My comments have always been that a teacher teaches the language and not the textbook. No textbook is perfect and each one must be adapted to the teacher's philosophy, abilities, and interests, and the students' abilities and needs. All the while, I have made these adaptations to suit my situations, but remained steady in my forced march through the chapters: 24, 25, 26, etc. Don't make waves... Don't upset the natural order of the universe... Keep passing those mileposts...
Now I find myself in desperate straits. Students from three different middle schools with three different teachers feed into my program. Another teacher teaches the beginning class at my high school... so each year I find my Latin II students in different places in the textbook (sometimes markedly different) and with a wide variety of experiences.

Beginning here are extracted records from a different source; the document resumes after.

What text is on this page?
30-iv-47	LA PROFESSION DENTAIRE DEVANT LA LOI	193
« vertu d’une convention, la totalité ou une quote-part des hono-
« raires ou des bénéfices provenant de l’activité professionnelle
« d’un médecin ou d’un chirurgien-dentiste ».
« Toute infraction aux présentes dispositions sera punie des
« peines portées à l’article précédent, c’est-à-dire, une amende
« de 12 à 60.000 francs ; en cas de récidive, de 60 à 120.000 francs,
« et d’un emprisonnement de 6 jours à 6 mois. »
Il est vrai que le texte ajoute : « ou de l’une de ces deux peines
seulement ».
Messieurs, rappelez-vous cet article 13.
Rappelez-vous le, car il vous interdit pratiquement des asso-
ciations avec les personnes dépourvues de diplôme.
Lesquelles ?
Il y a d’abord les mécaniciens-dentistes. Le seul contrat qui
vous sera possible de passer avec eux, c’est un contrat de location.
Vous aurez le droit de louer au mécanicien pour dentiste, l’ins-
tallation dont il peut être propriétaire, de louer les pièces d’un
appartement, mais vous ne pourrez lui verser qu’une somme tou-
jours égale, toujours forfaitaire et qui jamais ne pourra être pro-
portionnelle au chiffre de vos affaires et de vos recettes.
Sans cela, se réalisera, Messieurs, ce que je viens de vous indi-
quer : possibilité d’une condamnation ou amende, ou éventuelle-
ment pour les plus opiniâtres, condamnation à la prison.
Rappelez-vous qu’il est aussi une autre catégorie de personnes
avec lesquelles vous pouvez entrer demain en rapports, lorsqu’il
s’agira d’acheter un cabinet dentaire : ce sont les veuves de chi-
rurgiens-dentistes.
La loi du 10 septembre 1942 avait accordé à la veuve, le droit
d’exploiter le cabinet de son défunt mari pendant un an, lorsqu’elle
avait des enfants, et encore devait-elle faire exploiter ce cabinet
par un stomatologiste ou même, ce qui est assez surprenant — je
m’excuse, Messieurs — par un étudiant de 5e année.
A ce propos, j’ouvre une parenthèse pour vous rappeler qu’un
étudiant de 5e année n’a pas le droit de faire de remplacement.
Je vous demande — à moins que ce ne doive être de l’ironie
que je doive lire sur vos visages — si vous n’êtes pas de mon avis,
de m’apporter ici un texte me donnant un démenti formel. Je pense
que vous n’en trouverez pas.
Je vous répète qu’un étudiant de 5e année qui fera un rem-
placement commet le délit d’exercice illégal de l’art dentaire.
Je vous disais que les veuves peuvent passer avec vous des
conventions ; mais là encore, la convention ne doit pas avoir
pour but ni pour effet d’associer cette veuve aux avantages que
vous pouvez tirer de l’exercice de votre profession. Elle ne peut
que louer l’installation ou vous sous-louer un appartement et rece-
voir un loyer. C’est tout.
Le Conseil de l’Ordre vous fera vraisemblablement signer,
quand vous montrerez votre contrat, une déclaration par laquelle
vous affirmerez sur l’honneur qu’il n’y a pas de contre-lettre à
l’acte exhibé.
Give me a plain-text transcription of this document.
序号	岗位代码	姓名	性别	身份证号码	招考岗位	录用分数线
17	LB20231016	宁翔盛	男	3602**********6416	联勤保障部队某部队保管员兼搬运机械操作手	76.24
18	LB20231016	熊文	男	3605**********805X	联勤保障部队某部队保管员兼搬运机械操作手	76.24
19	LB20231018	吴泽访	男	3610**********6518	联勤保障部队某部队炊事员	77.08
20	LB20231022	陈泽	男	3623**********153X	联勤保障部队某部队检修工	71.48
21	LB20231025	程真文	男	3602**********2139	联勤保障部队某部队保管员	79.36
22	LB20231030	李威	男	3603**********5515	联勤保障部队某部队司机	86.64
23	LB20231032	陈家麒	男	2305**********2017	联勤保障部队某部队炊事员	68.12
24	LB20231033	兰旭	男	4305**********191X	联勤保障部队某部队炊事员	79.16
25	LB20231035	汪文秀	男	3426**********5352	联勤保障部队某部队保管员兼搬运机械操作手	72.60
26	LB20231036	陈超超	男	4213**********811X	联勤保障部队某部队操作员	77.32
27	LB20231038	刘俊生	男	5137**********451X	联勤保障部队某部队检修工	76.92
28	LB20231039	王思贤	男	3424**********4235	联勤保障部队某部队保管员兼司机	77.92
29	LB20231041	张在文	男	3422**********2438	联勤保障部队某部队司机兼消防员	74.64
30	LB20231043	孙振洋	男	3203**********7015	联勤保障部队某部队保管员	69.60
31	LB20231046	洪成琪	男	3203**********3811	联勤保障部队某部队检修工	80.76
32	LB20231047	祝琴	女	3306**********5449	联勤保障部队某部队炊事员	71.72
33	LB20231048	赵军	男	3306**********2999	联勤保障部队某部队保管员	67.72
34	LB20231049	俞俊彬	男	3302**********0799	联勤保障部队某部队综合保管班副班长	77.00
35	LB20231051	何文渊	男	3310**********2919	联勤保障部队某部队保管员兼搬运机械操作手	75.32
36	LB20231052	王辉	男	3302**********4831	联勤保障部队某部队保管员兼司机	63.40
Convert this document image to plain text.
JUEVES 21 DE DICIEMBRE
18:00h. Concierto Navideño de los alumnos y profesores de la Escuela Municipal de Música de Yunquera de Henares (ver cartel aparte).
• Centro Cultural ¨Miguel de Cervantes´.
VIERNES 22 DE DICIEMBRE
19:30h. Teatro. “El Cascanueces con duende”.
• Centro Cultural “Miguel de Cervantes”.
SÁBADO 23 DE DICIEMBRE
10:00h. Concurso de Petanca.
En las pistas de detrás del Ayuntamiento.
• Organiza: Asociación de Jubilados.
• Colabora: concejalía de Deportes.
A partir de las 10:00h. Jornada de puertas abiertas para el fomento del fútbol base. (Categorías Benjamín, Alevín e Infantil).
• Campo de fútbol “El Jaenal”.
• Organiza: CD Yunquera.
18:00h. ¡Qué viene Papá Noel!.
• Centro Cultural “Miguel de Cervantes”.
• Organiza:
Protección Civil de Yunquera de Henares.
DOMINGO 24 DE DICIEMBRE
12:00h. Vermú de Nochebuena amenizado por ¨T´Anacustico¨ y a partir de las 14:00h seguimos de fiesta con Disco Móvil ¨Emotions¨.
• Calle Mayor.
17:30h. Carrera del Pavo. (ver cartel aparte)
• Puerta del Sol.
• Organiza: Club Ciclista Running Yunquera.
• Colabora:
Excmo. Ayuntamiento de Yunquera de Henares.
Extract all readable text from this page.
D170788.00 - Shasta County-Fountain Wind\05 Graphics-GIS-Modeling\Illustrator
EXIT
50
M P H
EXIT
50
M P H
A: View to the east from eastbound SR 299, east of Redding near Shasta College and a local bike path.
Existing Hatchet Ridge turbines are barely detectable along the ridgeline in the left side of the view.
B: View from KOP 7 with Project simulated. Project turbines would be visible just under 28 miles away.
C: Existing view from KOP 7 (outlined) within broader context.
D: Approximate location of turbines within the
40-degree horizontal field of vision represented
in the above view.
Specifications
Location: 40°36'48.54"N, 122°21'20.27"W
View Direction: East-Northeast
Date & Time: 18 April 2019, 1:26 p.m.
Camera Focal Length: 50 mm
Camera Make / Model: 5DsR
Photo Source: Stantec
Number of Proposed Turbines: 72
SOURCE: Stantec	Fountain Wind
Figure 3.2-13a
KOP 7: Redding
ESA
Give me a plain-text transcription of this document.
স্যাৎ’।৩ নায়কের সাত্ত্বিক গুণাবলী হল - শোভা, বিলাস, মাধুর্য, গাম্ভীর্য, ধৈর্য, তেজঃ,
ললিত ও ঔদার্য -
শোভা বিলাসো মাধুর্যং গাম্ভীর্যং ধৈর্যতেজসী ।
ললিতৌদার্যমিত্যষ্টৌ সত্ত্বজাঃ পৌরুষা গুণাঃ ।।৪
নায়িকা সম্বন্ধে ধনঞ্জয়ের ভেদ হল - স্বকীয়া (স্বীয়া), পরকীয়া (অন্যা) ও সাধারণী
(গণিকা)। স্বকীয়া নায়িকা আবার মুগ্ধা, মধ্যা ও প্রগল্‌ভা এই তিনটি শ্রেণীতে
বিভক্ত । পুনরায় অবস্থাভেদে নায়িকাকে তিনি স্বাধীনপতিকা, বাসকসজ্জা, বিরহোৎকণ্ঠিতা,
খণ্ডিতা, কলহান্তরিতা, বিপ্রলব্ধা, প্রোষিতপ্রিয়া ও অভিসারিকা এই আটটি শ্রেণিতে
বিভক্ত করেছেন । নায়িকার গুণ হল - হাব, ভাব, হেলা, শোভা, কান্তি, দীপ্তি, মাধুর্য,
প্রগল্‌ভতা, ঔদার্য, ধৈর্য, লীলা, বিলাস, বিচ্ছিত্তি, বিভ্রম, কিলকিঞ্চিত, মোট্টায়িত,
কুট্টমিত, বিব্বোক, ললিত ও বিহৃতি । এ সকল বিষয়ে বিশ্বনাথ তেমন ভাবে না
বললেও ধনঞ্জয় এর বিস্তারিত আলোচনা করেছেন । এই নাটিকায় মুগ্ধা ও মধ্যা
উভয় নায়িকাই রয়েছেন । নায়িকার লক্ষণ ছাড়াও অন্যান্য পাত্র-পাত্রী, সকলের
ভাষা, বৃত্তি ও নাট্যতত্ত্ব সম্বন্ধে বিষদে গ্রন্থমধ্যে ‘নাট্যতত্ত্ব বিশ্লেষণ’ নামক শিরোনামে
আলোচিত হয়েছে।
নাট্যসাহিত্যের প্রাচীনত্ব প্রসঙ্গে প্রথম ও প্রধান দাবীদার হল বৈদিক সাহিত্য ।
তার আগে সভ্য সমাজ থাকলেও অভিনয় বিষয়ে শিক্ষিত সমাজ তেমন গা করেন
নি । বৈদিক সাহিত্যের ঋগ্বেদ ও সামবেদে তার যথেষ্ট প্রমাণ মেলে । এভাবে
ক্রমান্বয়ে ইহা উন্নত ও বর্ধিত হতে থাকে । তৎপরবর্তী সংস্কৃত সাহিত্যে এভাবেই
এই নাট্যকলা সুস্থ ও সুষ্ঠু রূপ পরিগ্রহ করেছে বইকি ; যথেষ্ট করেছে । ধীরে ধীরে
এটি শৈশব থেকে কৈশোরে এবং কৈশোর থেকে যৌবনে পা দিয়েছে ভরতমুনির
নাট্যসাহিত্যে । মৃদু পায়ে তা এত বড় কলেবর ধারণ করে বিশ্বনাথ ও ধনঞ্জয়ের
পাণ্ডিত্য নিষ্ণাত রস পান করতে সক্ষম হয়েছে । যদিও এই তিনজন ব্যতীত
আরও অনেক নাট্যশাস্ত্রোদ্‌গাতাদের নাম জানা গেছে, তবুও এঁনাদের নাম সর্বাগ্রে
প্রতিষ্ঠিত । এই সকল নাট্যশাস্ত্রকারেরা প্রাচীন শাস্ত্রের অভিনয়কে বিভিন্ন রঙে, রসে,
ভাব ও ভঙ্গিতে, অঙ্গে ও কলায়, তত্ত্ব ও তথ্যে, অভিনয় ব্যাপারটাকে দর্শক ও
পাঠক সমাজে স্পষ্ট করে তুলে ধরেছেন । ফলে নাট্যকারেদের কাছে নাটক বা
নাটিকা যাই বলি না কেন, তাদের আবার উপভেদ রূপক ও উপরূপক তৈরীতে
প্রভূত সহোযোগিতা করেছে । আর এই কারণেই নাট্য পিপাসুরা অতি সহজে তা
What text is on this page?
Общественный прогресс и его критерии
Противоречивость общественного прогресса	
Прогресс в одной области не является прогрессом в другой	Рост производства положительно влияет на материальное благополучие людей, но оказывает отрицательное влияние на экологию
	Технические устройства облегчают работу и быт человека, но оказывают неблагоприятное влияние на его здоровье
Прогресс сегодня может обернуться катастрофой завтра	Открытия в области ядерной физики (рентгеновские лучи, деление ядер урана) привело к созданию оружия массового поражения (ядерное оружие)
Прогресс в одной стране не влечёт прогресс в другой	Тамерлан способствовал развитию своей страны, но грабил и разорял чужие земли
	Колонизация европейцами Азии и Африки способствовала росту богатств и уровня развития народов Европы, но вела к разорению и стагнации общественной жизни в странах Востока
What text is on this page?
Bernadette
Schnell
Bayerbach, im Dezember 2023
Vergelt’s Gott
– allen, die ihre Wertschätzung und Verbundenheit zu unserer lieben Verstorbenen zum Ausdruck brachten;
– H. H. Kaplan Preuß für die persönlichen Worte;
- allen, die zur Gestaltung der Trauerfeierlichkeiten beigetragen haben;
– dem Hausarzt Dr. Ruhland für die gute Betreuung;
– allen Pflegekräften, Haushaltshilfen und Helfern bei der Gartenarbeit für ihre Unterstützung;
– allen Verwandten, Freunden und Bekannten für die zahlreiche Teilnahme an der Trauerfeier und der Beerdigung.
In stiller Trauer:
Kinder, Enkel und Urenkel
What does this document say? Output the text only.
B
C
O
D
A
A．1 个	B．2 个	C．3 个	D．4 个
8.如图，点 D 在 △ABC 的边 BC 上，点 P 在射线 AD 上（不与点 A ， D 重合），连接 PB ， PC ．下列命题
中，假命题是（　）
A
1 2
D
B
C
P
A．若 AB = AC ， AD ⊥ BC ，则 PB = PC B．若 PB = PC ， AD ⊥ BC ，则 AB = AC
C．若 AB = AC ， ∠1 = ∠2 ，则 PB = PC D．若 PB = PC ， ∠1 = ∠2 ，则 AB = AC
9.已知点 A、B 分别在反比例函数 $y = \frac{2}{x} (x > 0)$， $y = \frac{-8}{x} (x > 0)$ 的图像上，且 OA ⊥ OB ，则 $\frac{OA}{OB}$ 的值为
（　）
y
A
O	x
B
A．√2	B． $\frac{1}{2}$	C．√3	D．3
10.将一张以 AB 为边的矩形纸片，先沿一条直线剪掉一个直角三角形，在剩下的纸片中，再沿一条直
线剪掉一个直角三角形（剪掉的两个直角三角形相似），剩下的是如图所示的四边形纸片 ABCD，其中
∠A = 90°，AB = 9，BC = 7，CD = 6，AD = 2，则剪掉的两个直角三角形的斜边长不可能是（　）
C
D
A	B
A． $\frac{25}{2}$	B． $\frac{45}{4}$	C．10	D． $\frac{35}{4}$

I am very frustrated and WAY BEHIND where I know we should be in the textbook, so much so that this annual collage is beginning to impact in a very negative way my students' readiness for the advanced level classes. Some may end up moving into an Advanced Placement Latin class without ever having translated a word of authentic Latin literature. This is not right.
So... It's time for me to step back from the textbook and take a good look at what needs to be taught and what can be postponed. Rethink... regroup... reorganize! My plans are to teach the language, using my own examples and practice, and use the textbook for reference and as a reader. My biggest concern here is the loss of opportunites for acquiring vocabulary. All I can think is to have lots of practice work and sentences with lots of different words.
I am definitely stepping outside my comfort zone in this endeavor. I will stand in front of the classroom, keep my lip from quivering, and act like this is the most natural thing in the world! I'll keep you informed as we abandon this carriage in the ditch and strike out across the field on our own. Our goal is not the inn, but to fend off the wolves and make it to Rome!